Из камер хлынули торпеды, беззвучно рассекавшие мглистый мрак космоса. Несколько из них попали по поверхности приближающегося куска планетарной скалы, но большинство ушли в сторону от цели, устремляясь вдаль и не нанося ущерба. Фрегат «Небеса гнева» уже двигался, уходя с дороги надвигающейся гибели. Астероид пронесся мимо, и пустотные щиты корабля вспыхнули – он прошел так близко от брюха корабля, что полетели искры.

На командной палубе вокруг меня разворачивалась бурная деятельность. Экипаж кричал и носился между постами. Легионеры требовали ответов. Аппаратура гудела и лязгала. Но я смотрел на оккулус, игнорируя толчки, которые получал, стоя на дороге.

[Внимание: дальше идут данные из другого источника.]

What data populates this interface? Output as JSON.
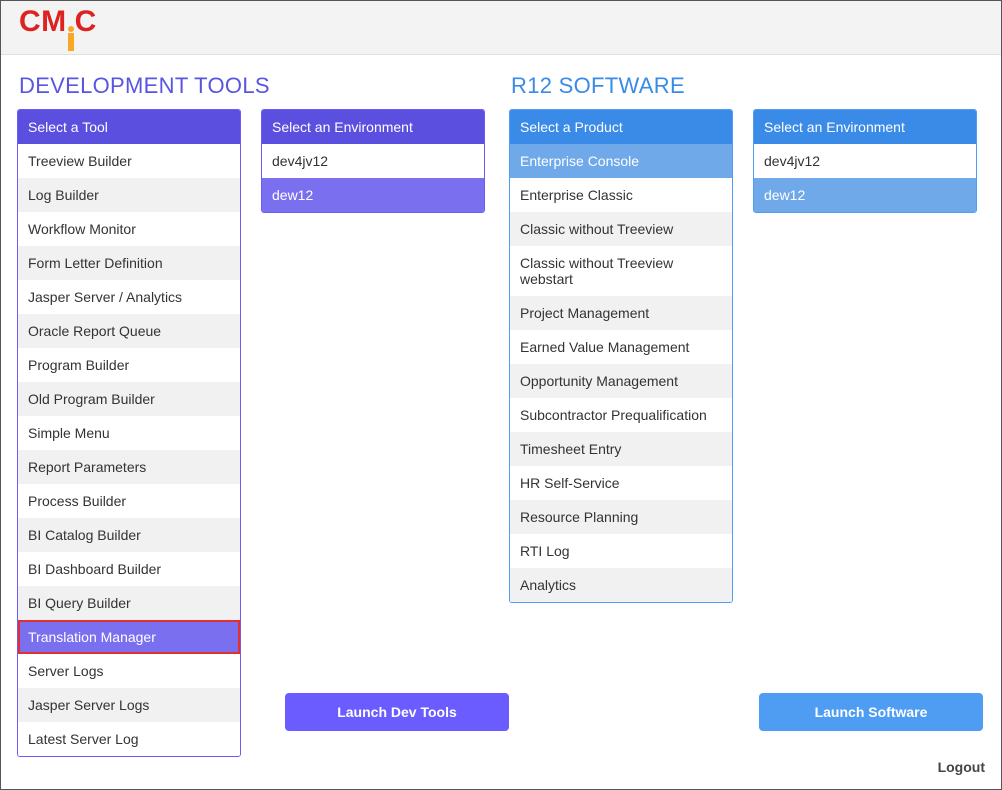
{
  "logo_text": "CMiC",
  "dev": {
    "title": "DEVELOPMENT TOOLS",
    "tool_header": "Select a Tool",
    "tools": [
      "Treeview Builder",
      "Log Builder",
      "Workflow Monitor",
      "Form Letter Definition",
      "Jasper Server / Analytics",
      "Oracle Report Queue",
      "Program Builder",
      "Old Program Builder",
      "Simple Menu",
      "Report Parameters",
      "Process Builder",
      "BI Catalog Builder",
      "BI Dashboard Builder",
      "BI Query Builder",
      "Translation Manager",
      "Server Logs",
      "Jasper Server Logs",
      "Latest Server Log"
    ],
    "selected_tool_index": 14,
    "highlighted_tool_index": 14,
    "env_header": "Select an Environment",
    "envs": [
      "dev4jv12",
      "dew12"
    ],
    "selected_env_index": 1,
    "launch_label": "Launch Dev Tools"
  },
  "r12": {
    "title": "R12 SOFTWARE",
    "product_header": "Select a Product",
    "products": [
      "Enterprise Console",
      "Enterprise Classic",
      "Classic without Treeview",
      "Classic without Treeview webstart",
      "Project Management",
      "Earned Value Management",
      "Opportunity Management",
      "Subcontractor Prequalification",
      "Timesheet Entry",
      "HR Self-Service",
      "Resource Planning",
      "RTI Log",
      "Analytics"
    ],
    "selected_product_index": 0,
    "env_header": "Select an Environment",
    "envs": [
      "dev4jv12",
      "dew12"
    ],
    "selected_env_index": 1,
    "launch_label": "Launch Software"
  },
  "logout_label": "Logout"
}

Я наблюдал за последним астероидом, который, вертясь, удалялся в космос после промаха мимо «Небес гнева». Это были не просто мертвые скалы. От них доносились отголоски знакомого шепота, знакомых криков, как будто астероиды были живыми – или были таковыми когда-то прежде.

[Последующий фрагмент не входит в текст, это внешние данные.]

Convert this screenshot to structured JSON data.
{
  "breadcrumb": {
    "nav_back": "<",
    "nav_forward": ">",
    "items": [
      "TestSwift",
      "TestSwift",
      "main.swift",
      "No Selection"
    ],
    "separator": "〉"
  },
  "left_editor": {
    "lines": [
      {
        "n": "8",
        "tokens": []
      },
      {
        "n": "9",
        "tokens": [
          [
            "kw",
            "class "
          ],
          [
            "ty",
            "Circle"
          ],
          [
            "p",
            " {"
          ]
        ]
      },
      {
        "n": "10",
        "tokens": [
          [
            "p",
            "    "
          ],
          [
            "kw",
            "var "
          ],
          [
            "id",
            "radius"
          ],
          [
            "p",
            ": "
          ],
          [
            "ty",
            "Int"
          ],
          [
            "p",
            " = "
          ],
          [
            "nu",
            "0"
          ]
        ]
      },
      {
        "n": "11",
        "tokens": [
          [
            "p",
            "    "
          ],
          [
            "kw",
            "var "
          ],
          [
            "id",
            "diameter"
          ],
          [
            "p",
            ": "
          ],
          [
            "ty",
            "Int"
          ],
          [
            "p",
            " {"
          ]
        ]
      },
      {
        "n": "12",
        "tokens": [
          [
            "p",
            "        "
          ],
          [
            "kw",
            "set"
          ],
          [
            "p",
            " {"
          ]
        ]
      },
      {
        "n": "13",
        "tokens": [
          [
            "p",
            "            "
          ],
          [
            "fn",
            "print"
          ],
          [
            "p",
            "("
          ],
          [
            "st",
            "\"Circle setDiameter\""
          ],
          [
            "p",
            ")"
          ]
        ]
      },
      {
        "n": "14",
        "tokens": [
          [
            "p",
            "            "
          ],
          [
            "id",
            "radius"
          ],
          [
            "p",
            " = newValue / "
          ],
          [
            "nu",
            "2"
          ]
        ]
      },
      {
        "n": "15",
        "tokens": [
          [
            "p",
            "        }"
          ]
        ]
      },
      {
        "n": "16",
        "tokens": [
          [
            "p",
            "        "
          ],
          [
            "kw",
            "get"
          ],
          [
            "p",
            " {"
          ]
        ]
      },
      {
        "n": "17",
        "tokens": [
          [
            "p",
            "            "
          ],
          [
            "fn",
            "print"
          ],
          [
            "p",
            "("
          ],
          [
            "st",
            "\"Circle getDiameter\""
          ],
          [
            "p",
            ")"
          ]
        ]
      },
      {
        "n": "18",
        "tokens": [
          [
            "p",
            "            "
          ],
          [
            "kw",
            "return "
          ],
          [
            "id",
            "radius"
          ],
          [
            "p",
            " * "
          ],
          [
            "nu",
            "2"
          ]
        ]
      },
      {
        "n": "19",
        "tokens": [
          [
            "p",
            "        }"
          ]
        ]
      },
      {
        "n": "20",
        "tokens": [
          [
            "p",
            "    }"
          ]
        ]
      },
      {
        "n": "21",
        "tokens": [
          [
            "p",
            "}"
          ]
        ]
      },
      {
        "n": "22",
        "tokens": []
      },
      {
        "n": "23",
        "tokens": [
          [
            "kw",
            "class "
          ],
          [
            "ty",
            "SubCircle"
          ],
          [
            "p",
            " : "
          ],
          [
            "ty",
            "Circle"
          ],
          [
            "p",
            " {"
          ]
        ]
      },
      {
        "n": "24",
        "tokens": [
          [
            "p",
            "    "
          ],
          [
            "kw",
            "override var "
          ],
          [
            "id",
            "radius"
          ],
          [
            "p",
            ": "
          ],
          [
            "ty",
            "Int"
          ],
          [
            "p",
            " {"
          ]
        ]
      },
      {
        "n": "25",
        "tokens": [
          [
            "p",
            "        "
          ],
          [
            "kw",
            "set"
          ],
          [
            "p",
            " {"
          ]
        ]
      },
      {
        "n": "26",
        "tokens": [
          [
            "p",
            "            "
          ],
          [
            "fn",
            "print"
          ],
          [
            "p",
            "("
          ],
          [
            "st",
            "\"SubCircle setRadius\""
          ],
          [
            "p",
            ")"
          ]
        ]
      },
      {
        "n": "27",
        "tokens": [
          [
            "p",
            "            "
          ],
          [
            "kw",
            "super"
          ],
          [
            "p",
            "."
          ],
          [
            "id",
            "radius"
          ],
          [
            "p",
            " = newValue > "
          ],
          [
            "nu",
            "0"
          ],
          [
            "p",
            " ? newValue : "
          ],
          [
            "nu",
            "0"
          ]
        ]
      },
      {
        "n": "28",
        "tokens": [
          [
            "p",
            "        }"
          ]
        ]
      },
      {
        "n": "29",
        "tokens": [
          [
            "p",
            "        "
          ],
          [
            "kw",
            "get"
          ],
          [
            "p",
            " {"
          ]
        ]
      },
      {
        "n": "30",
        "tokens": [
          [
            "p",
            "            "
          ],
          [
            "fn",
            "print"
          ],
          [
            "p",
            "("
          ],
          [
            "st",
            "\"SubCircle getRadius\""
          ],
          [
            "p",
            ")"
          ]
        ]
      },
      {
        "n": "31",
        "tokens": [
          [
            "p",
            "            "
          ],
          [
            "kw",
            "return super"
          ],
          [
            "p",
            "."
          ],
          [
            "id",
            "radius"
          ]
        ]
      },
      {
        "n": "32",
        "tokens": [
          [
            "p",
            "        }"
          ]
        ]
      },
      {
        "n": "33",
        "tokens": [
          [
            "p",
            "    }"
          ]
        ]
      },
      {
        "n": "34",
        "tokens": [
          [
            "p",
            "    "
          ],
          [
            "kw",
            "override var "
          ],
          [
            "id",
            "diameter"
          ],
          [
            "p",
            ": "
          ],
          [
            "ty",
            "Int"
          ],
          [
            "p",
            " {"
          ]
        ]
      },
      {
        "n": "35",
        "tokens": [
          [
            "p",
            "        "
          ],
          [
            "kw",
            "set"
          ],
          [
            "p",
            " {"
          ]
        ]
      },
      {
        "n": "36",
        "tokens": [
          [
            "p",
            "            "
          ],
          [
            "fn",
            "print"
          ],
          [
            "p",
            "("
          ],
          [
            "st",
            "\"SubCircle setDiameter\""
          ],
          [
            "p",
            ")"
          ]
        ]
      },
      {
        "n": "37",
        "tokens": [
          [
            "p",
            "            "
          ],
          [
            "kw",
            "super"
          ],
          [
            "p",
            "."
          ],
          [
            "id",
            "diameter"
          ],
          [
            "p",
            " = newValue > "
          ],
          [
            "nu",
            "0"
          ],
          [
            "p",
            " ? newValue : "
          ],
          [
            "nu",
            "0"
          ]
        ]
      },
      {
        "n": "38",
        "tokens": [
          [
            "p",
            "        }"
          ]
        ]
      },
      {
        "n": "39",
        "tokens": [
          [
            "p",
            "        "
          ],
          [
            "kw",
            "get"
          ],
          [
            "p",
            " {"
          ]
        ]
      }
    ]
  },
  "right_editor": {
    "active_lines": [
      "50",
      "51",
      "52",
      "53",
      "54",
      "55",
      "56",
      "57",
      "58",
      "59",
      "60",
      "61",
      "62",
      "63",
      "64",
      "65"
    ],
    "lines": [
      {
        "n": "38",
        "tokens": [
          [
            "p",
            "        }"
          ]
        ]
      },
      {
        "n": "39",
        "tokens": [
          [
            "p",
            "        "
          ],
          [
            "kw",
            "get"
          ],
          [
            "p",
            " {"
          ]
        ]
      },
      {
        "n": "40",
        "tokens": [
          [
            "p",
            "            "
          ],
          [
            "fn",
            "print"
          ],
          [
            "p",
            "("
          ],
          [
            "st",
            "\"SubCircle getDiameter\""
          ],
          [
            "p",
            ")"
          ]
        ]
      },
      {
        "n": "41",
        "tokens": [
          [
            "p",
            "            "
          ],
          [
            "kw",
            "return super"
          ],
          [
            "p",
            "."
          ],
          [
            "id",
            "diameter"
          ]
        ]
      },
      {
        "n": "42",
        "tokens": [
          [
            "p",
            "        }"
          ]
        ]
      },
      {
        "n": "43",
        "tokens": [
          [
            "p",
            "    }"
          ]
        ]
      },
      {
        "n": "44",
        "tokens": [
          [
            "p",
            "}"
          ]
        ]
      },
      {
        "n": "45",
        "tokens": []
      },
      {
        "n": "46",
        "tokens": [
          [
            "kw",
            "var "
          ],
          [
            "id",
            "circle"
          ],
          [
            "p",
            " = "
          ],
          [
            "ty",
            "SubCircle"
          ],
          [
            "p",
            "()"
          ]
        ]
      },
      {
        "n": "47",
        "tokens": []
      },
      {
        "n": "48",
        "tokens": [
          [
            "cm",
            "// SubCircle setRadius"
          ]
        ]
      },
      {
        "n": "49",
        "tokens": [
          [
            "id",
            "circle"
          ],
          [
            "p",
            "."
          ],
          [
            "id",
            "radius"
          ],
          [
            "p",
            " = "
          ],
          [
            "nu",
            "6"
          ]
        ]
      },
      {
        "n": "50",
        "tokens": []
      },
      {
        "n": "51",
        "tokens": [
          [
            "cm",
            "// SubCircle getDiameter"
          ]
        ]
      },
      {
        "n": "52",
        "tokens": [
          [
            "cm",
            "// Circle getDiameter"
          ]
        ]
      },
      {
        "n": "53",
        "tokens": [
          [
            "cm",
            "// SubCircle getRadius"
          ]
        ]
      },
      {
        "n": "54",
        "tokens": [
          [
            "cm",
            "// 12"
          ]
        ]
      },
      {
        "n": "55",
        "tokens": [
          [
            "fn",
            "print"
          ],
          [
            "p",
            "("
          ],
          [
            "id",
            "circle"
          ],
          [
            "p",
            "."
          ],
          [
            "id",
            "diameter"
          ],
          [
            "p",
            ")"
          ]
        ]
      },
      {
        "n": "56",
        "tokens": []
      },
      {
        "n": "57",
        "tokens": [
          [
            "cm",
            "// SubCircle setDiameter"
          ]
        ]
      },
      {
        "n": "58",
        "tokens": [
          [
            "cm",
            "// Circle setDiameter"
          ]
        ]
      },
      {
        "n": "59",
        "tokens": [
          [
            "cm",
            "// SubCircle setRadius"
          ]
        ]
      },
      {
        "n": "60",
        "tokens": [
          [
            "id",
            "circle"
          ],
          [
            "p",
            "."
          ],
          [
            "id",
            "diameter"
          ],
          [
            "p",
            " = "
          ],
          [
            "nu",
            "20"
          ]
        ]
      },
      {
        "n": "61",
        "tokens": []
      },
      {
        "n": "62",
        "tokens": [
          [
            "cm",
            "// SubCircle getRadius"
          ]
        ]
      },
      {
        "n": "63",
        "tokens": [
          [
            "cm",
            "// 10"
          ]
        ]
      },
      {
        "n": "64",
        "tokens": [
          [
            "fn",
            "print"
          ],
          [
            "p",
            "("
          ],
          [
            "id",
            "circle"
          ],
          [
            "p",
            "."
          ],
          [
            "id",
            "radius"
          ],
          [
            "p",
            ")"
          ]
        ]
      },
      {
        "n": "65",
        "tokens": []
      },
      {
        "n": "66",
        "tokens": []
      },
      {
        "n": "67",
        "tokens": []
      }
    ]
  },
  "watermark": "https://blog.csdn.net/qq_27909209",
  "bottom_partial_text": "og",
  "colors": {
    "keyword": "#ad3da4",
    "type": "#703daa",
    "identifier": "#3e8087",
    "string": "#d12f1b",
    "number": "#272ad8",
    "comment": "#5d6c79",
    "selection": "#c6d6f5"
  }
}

Другой флот приближался из шторма, двигаясь по куда более спокойным волнам, чем те, что вынесли мы. Какие бы силы нам ни мешали, они не оказывали подобного сопротивления новоприбывшим. Те остановились на самой границе наших огневых расчетов: на дистанции, где их не только было не видно невооруженным глазом, но и требовались напряженные вычисления даже чтобы просто навести орудия.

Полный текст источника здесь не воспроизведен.